Лещ был с душком, да и неслабо уже покусан. Мишка предложил наградить им ёжа за смелость. В этот раз разбойника отнесли в поле с наградой. Больше его не видели.
Два дня спустя, как следствие нерационального употребления съестных запасов (Женёк при готовке отдавал предпочтение крупной рыбе, оставляя костлявую мелочь на потом), у парней кроме пшена и растительного масла остались лишь мелкие тухловатые лещи — те самые, на одного из которых покушался ёж.
Мишка по этому поводу злился и принципиально не поехал отливать из нор сусликов, как собирался накануне.

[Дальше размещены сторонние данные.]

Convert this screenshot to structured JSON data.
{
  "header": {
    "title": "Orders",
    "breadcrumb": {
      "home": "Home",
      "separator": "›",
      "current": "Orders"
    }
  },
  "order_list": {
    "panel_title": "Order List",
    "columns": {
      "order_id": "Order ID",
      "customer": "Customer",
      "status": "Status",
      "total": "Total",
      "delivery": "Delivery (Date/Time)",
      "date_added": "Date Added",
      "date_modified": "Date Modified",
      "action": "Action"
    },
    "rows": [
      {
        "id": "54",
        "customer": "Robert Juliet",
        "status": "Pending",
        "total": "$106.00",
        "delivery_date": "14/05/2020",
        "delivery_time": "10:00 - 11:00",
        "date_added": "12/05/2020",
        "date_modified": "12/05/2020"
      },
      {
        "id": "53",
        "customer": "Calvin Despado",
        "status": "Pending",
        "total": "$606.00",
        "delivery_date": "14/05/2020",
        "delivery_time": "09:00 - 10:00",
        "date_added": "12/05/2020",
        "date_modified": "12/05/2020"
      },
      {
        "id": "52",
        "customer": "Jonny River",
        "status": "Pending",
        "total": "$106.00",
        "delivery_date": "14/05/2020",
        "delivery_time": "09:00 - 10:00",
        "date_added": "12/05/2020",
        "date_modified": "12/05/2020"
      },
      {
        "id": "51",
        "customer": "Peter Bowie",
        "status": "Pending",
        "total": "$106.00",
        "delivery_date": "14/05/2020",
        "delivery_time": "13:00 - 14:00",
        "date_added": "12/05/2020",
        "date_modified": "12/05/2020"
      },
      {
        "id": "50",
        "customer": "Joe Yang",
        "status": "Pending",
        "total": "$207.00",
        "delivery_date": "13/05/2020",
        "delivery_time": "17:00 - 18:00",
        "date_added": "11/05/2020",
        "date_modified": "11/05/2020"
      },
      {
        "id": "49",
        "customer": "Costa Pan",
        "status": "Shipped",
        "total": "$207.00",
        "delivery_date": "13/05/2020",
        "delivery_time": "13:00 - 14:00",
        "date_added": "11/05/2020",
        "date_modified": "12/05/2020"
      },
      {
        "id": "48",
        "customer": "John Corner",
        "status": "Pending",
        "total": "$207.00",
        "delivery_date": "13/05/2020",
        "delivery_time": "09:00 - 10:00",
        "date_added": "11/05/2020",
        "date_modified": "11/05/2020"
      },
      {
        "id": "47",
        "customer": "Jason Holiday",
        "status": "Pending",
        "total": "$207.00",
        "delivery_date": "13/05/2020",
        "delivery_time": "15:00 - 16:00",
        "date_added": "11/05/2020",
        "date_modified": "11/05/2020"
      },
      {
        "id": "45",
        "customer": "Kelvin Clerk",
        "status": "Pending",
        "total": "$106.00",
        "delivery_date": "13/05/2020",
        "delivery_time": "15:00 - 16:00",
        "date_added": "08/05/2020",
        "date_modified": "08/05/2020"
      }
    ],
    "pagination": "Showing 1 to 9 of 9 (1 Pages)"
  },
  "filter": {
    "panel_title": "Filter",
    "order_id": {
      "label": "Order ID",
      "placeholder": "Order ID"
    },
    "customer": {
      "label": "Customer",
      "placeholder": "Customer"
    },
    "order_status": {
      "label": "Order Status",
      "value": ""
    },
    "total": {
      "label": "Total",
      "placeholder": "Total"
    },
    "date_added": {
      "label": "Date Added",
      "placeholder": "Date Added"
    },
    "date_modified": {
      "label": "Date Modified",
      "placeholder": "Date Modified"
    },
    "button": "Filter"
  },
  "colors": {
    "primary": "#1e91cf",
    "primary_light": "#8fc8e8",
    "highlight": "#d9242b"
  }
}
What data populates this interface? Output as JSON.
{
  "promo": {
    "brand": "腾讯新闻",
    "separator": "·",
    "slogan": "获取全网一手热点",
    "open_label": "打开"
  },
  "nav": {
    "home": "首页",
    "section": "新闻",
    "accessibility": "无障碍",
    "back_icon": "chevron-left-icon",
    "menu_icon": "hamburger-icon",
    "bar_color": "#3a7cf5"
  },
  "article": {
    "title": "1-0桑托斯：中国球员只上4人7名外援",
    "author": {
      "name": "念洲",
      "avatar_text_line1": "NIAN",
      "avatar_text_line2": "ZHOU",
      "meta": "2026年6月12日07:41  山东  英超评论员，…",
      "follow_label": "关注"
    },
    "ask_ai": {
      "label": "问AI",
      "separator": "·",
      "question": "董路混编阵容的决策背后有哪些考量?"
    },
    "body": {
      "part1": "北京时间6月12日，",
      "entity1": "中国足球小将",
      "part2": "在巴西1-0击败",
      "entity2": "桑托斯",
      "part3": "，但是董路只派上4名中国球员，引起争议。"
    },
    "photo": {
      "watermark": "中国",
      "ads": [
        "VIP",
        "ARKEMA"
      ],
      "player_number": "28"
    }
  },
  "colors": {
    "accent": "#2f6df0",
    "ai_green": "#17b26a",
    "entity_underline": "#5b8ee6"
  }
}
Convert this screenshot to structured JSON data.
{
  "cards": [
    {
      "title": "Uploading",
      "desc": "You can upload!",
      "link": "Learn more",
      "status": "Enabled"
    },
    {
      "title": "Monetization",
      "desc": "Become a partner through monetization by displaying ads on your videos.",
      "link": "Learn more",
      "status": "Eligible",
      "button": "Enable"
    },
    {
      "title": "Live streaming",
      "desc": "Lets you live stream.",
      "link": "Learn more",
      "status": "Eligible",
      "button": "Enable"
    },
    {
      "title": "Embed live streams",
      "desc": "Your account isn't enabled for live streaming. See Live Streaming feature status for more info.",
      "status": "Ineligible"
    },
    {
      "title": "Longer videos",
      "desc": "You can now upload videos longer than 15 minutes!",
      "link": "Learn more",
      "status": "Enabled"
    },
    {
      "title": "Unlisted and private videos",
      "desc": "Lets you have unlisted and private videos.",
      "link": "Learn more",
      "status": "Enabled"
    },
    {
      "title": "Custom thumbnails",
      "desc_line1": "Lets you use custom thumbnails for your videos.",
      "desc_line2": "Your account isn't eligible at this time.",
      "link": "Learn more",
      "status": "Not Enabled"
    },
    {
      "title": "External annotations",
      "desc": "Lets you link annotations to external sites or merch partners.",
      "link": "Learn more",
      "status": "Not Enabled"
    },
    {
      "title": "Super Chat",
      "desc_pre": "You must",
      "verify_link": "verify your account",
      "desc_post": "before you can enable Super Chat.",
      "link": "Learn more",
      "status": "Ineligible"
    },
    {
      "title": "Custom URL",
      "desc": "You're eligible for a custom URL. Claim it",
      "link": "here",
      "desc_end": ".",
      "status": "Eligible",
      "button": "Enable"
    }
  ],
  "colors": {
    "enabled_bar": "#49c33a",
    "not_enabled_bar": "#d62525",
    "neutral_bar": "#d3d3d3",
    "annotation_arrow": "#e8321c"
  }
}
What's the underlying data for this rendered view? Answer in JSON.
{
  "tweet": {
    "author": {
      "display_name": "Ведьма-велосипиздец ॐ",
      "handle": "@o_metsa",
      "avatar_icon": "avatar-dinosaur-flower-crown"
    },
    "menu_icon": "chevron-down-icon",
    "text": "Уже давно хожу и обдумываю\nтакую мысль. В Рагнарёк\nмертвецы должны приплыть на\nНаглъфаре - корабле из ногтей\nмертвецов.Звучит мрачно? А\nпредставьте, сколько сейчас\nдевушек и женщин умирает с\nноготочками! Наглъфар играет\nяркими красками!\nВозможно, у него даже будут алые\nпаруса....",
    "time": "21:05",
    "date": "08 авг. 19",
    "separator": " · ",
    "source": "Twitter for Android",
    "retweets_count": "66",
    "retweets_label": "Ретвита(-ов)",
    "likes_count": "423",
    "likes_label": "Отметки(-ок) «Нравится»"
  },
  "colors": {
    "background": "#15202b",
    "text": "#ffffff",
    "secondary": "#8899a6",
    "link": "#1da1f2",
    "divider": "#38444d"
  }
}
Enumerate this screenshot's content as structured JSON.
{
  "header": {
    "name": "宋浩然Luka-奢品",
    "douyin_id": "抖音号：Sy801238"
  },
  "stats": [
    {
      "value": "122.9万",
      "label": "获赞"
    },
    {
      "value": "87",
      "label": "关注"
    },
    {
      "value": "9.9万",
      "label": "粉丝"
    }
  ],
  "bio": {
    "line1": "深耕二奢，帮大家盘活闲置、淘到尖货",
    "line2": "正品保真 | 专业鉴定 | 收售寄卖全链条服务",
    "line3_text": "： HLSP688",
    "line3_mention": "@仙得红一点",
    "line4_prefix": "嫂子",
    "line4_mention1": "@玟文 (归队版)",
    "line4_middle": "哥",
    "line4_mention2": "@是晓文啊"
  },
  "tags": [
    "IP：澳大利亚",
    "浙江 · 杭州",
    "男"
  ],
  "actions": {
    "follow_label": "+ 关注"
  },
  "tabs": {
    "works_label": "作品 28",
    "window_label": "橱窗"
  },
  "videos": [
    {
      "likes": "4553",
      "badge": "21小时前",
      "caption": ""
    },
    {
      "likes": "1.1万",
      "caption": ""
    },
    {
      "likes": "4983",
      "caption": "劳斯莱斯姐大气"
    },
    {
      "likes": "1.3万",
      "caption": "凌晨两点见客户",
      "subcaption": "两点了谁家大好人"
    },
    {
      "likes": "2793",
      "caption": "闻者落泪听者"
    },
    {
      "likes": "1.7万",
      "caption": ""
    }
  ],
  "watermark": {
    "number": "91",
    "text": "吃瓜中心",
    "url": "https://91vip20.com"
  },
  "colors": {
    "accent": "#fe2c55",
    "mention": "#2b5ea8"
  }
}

Он решил, ради урока — лещей по-любому нужно съесть!
— Выбросить — это расточительное использование ресурсов, это как мясо из супа вылавливать и выкидывать, довольствуясь бульоном! — поучал он себя и друзей, по большей части попрекая Женьку, который не уследил за сроком хранения. — Я ведь ещё неделю назад настаивал лещей приготовить, и тухляка могли бы избежать! Жрать всё время щуку нерачительно и экономически нецелесообразно! Её вообще можно было продать или обменять на что-то!
Действительно, в отличие от щуки, мелкий лещ не пользовался покупательским спросом, на него нельзя было выменять даже моторное масло или бензин, не говоря уже о бутылке спиртного — только самим есть, да ещё ежей кормить.
— Теперь я сам за них возьмусь! — продолжал возмущаться Мишка, подчистую вынимая из ямы лещей (их оказалось около пятнадцати штук). Вонь невыносимая, аж глаза защипало, но это его не остановило. Миха принялся отмывать и очищать от уже пожелтевшей чешуи рыбные тушки. Кости отслаивались сами.
Он разложил рыбёшку на траве и, отгоняя полчища мух, принялся её сушить на солнцепёке.
— Такое мы есть не будем, — категорично заявили Женёк и Диман, обходя стороной смрадную поляну.
Мишка и сам уже пропах этим лещом, но цель была поставлена и он не намерен был отступать!
— Ёж же кайфовал, и нам будет ништяк! — подтрунивал он над друзьями. «Ещё как будете!» — думал Мишка, помышляя приготовить рыбу во фритюре.
К полудню леще-чипсы подсушились достаточно. В дымящую нагретым подсолнечным маслом сковородку, стоящую на углях костра, Миха начал забрасывать первую партию. С жутким шипением, бурля пузырьками, тушки одна за другой тонули в толстом слое кипящего масла. Каждый лещ выжимал из себя небольшой, напоминающий собой по форме ядерный гриб, клубок густого едкого белого дыма. Над сковородой образовался туман. Вскоре вся округа в радиусе пятидесяти метров покрылась зловонным облаком. Мишка жарил леща.
И вот настал момент истины: первые леще-чипсы выловлены и разложены на лопухе.
Категоричное «нет» перешло в умеренный скепсис — голод (парни с утра ничего не ели) давал о себе знать. Золотистая корочка придавала блюду привлекательнейший вид. Попробовали. Лещ получился хрустящим, съедобным и даже очень вкусным. У парней от былых разногласий и следа не осталось.
— Смотри-ка, Гвоздодёр! Вот у него нюх — знает, когда приезжать!
Как раз к столу подъехал Фомичёв, привез белого хлеба, гречневой крупы, пару банок тушёнки и пачку соли:
— Дома разжился, мамка сама дала! — выкладывал он из рюкзака продукты, отдавая их Мишке.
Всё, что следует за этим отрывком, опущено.